Ensuite, il s'approcha du président Masseneau et lui remit un petit objet que celui-ci considéra avec surprise et méfiance.
– Qu'est-ce donc que ceci ?
– C'est une aiguille à ressort, m'sieur, répondit l'enfant sans se troubler. Comme je suis habile de mes mains, c'est moi que mon patron a chargé de fabriquer un objet semblable, dont un moine lui avait fait commande.

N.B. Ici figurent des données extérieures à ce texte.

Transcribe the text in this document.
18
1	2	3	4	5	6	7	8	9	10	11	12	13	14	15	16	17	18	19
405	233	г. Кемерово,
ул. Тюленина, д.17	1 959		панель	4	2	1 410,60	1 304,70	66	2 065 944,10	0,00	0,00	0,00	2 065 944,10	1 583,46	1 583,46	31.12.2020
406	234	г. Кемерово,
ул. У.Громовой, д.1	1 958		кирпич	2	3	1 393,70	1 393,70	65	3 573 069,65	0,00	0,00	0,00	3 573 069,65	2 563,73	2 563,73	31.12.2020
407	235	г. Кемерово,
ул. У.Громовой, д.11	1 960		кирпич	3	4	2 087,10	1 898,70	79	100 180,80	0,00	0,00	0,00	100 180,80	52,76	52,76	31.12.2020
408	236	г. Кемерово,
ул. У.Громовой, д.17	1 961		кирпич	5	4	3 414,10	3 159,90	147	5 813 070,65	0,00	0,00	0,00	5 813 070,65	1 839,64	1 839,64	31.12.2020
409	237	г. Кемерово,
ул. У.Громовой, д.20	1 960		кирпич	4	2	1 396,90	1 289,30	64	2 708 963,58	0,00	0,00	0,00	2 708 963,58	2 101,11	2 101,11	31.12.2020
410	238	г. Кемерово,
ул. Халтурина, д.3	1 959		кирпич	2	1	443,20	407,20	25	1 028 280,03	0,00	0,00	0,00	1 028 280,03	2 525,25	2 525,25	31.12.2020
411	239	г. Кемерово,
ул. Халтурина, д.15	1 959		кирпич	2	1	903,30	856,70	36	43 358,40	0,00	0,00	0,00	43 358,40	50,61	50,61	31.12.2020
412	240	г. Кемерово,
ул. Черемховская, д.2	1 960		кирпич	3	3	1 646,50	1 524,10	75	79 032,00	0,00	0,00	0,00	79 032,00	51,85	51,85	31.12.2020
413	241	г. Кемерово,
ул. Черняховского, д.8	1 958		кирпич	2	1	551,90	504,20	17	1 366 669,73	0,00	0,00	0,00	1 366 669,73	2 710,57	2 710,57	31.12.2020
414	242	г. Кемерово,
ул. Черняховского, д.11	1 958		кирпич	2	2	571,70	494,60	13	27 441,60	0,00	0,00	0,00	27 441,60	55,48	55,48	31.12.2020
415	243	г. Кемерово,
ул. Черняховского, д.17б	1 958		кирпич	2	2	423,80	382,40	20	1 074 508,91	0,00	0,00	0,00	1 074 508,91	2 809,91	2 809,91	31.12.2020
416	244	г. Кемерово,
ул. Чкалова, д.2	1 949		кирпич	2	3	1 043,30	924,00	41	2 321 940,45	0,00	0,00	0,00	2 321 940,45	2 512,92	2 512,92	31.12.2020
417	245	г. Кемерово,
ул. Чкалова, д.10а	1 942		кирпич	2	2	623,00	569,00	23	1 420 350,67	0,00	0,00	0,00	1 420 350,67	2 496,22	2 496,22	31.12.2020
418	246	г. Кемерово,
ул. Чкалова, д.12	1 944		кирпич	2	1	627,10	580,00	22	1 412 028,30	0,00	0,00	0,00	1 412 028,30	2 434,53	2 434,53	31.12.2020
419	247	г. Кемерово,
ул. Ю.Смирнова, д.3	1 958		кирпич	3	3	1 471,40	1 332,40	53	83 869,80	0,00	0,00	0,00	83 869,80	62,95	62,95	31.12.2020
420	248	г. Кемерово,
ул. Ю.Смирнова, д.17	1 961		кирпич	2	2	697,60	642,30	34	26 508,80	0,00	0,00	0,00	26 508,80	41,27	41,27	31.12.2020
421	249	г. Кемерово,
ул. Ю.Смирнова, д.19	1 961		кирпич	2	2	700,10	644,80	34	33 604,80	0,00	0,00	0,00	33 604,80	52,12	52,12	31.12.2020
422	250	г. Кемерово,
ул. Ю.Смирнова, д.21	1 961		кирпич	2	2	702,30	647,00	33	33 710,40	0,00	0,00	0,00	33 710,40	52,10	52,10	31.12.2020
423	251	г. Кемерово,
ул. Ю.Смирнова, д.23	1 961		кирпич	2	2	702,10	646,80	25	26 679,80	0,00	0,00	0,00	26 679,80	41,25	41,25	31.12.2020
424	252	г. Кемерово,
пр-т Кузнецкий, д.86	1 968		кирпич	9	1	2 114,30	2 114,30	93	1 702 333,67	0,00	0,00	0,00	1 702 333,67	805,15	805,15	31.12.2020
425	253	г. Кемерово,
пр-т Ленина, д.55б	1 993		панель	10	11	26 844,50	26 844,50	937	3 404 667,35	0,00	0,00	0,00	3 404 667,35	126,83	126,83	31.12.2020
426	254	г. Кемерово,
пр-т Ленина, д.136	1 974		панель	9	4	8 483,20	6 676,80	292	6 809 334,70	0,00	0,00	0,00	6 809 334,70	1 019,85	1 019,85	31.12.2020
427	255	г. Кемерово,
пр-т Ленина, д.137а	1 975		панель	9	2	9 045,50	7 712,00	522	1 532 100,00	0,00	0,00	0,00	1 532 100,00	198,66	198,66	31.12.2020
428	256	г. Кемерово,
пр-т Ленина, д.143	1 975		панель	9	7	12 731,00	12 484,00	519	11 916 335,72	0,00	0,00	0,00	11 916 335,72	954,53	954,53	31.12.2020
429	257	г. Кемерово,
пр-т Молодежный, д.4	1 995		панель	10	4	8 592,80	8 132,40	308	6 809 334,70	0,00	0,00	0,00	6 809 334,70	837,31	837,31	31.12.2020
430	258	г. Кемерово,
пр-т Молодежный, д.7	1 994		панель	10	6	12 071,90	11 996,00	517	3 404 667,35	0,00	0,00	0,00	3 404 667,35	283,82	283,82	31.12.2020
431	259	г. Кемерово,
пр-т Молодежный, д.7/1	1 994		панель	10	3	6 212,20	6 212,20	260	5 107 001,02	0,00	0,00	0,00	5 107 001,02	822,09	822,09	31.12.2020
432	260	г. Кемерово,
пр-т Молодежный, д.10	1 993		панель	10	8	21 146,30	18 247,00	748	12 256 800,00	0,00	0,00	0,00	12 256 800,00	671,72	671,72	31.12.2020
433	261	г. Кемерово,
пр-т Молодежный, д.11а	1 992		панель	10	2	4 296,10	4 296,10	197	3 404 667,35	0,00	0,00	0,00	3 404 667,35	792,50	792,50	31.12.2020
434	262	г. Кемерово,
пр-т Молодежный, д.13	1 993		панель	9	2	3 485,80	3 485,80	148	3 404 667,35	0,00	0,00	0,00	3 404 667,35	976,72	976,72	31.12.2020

– Qu'est-ce encore que cette histoire ? interrogea le magistrat, tourné vers Desgrez.
– Monsieur le président, l'accusation a mentionné, à la charge de mon client, les réactions de celui-ci au cours d'un exorcisme qui aurait eu lieu dans les prisons de la Bastille sous les auspices de Conan Bécher, auquel je me refuse à donner ses titres ecclésiastiques, par respect pour l'Église. Conan Bécher nous a dit qu'à l'épreuve des « taches diaboliques » le prévenu avait réagi d'une façon qui ne laisse aucun doute sur ses relations avec Satan. À chacun des points névralgiques prévus par le rituel de Rome, le prévenu aurait poussé des hurlements à faire frémir les gardiens eux-mêmes. Or je veux faire remarquer que le poinçon avec lequel cette épreuve a été conduite était fabriqué sur le même modèle que celui que vous avez entre les mains. Messieurs, ce faux « exorcisme » sur lequel la cour de justice risque d'appuyer son verdict, a été mené avec un poinçon truqué. C'est-à-dire que, sous une apparence inoffensive, il renfermait une longue aiguille à ressort, qui, déclenchée par un coup d'ongle imperceptible, s'enfonçait au moment voulu dans les chairs. Je défie n'importe quel homme de sang-froid de pouvoir subir cette épreuve sans pousser par instants des hurlements de possédé. L'un de vous, messieurs les jurés, a-t-il le courage d'expérimenter sur lui-même la torture raffinée à laquelle mon client a été soumis, et derrière laquelle on se retranche pour l'accuser de possession certaine ?...
Très raide et pâle, Fallot de Sancé se dressa et tendit son bras. Mais Masseneau s'interposa avec impatience :
– Assez de comédie ! Ce poinçon est-il celui-là même avec lequel a eu lieu la séance d'exorcisme ?
– Il en est la copie exacte. L'original a été porté par ce même apprenti, il y a environ trois semaines, à la Bastille, et remis à Bécher. L'apprenti peut en témoigner. À ce moment, le gamin déclencha malicieusement l'instrument et l'aiguille jaillit sous le nez de Masseneau, qui fit un bond en arrière.
– En tant que président de la cour, je récuse ce témoin de dernière heure et qui ne figure même pas sur la première liste du greffier. De plus, c'est un enfant, et son témoignage est donc sujet à caution. Enfin, c'est certainement un témoignage intéressé. Combien t'a-t-on payé pour venir ici ?
– Rien encore, m'sieur. Mais on m'a promis le double de ce que le moine m'avait déjà donné, c'est-à-dire vingt livres.
Masseneau en fureur se tourna vers l'avocat.
– Je vous préviens que, si vous insistez sur l'enregistrement d'un pareil témoignage, je me verrai obligé de renoncer à l'audition des autres témoins à décharge.
Desgrez baissa la tête en signe de soumission, et le gamin s'enfila dans la petite porte du greffe comme s'il avait le diable à ses trousses.
*****
– Faites entrer les autres témoins, ordonna le président sèchement. Il y eut un bruit, comparable au piétinement d'une forte équipe de déménageurs. Précédé de deux sergents, un curieux cortège apparut. Il y avait d'abord plusieurs débardeurs des Halles, suants et débraillés, qui portaient des colis de formes étranges, dont on voyait dépasser des tuyaux de fer, des soufflets de forge et autres objets bizarres. Puis venaient deux petits Savoyards traînant des paniers de charbon de bois et des pots de grès pourvus d'étiquettes étranges.